I have been singing for forgotten things, beer bottles hidden in the hedgerows. The opera singer, the strangled vibrato, ash-filled cokes cans; the afterparty sunrise.
This recovery has been long, fickle. Reckless optimism and the science of failure collide into the colour of a Daniel Johnston cartoon, or a songwriter's sense of humour.
Disused pencils stand as monuments to old dreams of grass-roots art, the fragility of neurotic ******* drawn with innumerable straight lines that composite a woman's naked body.
I have been drawing on memories and hoping for a brand-new image; dissolution of old borders - a strangled voice in a room full of opened tongues.

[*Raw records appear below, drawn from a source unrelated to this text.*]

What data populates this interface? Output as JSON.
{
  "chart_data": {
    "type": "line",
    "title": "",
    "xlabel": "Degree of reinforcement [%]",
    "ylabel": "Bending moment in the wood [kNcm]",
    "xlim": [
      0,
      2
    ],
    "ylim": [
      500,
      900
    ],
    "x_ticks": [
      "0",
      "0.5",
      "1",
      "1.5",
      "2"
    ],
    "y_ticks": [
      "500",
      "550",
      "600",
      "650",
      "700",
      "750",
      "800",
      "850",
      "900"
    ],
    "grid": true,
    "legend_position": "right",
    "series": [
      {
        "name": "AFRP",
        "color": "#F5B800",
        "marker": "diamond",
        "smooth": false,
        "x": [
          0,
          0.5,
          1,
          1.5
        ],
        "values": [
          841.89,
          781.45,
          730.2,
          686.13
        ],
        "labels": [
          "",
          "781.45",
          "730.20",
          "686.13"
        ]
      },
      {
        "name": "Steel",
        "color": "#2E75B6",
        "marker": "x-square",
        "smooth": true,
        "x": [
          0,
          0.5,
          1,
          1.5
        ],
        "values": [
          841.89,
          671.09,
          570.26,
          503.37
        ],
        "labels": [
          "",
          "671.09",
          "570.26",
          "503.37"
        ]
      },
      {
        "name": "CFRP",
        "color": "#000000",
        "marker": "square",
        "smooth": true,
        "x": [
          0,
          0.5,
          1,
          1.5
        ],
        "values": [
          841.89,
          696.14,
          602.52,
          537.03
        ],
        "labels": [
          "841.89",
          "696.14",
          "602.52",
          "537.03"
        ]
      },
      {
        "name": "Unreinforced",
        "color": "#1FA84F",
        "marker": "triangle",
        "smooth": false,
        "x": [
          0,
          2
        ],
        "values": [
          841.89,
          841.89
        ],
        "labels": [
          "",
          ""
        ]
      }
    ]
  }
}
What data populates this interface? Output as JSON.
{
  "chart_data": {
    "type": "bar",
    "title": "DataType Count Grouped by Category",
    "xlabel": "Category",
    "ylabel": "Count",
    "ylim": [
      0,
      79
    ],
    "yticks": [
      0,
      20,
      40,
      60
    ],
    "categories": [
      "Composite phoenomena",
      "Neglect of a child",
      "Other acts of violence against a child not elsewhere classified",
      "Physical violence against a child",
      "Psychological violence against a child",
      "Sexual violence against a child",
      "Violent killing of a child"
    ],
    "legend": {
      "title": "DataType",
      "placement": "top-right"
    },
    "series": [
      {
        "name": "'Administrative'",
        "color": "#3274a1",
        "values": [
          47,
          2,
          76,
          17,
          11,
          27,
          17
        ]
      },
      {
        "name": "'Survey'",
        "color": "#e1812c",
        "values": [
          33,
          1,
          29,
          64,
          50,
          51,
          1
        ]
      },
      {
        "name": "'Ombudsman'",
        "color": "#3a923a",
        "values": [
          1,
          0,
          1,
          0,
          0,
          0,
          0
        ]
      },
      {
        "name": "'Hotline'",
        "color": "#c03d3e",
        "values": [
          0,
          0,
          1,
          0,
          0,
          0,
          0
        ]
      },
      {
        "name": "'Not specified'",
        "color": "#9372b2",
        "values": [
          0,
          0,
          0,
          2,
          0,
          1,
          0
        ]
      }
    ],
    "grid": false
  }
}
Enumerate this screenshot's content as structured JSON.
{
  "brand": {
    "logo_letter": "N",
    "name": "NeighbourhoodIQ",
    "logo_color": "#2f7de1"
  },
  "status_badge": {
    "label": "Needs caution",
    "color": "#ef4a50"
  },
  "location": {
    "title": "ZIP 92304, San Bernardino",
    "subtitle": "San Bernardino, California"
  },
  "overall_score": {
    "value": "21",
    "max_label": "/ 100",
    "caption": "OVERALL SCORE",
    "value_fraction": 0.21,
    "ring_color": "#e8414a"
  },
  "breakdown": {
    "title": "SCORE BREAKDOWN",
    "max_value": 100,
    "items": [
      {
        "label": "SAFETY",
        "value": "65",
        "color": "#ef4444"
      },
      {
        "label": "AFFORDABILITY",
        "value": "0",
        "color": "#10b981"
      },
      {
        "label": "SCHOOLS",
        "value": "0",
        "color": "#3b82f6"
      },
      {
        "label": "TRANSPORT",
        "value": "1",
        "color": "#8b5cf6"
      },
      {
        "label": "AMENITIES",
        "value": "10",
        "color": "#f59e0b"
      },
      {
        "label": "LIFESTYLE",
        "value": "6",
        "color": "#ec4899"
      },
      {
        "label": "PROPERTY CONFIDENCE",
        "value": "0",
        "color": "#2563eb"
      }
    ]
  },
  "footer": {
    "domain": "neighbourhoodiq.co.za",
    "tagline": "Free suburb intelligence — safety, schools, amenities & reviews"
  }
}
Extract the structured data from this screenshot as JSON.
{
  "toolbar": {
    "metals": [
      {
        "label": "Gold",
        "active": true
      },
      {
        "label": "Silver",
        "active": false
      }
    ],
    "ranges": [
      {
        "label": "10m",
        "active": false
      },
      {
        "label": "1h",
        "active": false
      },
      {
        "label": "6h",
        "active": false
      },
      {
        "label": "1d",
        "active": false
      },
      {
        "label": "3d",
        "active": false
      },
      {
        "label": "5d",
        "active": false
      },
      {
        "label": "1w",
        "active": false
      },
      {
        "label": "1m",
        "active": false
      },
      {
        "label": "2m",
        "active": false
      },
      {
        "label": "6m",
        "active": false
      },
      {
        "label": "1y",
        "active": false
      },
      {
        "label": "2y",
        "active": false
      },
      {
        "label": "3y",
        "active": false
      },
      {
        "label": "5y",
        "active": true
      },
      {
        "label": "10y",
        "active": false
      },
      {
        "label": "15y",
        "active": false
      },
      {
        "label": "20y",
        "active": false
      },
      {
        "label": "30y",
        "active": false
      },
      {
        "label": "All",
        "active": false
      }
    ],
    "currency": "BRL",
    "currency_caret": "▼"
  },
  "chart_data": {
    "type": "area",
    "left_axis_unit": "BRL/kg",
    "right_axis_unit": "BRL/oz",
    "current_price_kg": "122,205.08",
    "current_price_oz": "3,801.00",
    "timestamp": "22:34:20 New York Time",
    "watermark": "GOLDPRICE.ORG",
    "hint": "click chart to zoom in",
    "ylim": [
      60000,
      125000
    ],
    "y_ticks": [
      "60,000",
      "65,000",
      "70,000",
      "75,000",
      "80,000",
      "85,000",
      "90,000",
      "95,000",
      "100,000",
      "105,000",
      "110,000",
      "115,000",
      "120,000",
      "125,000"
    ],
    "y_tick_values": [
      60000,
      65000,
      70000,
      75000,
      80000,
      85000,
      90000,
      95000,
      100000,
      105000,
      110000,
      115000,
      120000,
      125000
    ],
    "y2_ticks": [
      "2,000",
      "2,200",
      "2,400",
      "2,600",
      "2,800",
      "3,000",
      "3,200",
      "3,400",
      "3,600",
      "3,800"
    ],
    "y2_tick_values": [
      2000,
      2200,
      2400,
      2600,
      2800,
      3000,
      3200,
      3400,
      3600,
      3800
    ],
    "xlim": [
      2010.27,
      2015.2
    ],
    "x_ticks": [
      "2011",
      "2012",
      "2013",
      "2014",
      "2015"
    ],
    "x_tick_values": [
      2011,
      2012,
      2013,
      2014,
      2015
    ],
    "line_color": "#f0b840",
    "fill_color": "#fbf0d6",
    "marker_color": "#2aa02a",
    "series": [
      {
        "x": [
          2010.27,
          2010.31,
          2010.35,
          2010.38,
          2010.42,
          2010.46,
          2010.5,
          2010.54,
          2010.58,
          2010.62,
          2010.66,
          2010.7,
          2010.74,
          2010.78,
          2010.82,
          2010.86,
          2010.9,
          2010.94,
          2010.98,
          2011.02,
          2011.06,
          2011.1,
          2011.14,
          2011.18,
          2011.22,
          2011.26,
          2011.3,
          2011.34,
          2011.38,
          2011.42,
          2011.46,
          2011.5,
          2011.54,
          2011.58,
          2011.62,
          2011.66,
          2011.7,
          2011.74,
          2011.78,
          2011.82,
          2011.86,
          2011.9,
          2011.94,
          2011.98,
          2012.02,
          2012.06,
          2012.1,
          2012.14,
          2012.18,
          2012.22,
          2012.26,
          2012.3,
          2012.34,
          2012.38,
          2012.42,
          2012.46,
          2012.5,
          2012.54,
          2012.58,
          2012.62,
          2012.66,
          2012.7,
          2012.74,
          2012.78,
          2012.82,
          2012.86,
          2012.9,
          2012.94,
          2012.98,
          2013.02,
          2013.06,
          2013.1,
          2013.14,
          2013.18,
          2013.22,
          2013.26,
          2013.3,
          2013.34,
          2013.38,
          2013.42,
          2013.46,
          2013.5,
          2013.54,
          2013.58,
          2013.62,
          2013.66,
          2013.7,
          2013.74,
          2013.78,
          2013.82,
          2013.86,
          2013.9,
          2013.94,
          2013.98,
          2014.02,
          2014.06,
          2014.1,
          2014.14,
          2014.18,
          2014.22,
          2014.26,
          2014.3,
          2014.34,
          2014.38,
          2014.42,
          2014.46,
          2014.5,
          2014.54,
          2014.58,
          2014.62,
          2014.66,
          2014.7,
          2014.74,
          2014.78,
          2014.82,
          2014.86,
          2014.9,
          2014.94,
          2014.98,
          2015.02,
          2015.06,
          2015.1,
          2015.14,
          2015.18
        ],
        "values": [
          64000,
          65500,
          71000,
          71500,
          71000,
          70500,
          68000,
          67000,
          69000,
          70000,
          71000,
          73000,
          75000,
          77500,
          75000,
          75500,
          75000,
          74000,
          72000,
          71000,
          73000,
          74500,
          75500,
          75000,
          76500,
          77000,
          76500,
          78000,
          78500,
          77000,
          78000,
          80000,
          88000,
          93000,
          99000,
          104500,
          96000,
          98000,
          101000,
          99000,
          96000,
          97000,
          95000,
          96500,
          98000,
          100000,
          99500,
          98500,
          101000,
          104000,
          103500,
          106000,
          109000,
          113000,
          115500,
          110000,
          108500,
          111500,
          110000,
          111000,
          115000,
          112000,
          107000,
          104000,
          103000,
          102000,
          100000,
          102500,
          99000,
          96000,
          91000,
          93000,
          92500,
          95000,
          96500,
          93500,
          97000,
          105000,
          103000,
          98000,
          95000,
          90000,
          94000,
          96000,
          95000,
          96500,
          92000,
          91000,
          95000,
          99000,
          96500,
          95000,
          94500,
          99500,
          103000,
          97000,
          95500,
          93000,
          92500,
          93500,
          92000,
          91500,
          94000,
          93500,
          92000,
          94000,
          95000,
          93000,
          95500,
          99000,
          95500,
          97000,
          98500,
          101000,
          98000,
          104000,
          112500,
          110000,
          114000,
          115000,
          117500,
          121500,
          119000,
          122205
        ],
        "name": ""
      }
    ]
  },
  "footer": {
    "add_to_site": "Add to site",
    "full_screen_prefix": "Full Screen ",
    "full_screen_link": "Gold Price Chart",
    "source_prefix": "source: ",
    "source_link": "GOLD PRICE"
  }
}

The Hawaiian shirt made light of depression in darkened hours and wax smiles. Plastic cocktails, the pending brides; desperate men - the post-work demise. I have learned a lie ever since.
This recovery has been imperfect, a fraud. Swollen truths to satisfy the concerned, only myself left to fool. I have found the early morning but cannot reach a sober conclusion.
Redundant habits mildew my mind with the backwater of yesterday, familiar street names to mourn those who became strangers, the negative bias of my mind's eye.
I have been writing words of action from the safety of my desk; all that the desk-lamp can illuminate, all of which words can make sense.
This half-lived recovery is bunk, irretrievable. Working poverty and untied knots are co-morbid in meaninglessness; chains to hold me in Plato's Cave whilst her skin freckles in the sun.
Disused and living outside of love, morning curtains open to a sheet of light that obliterates loneliness in the presence of shared heat, only for it to return again, come night.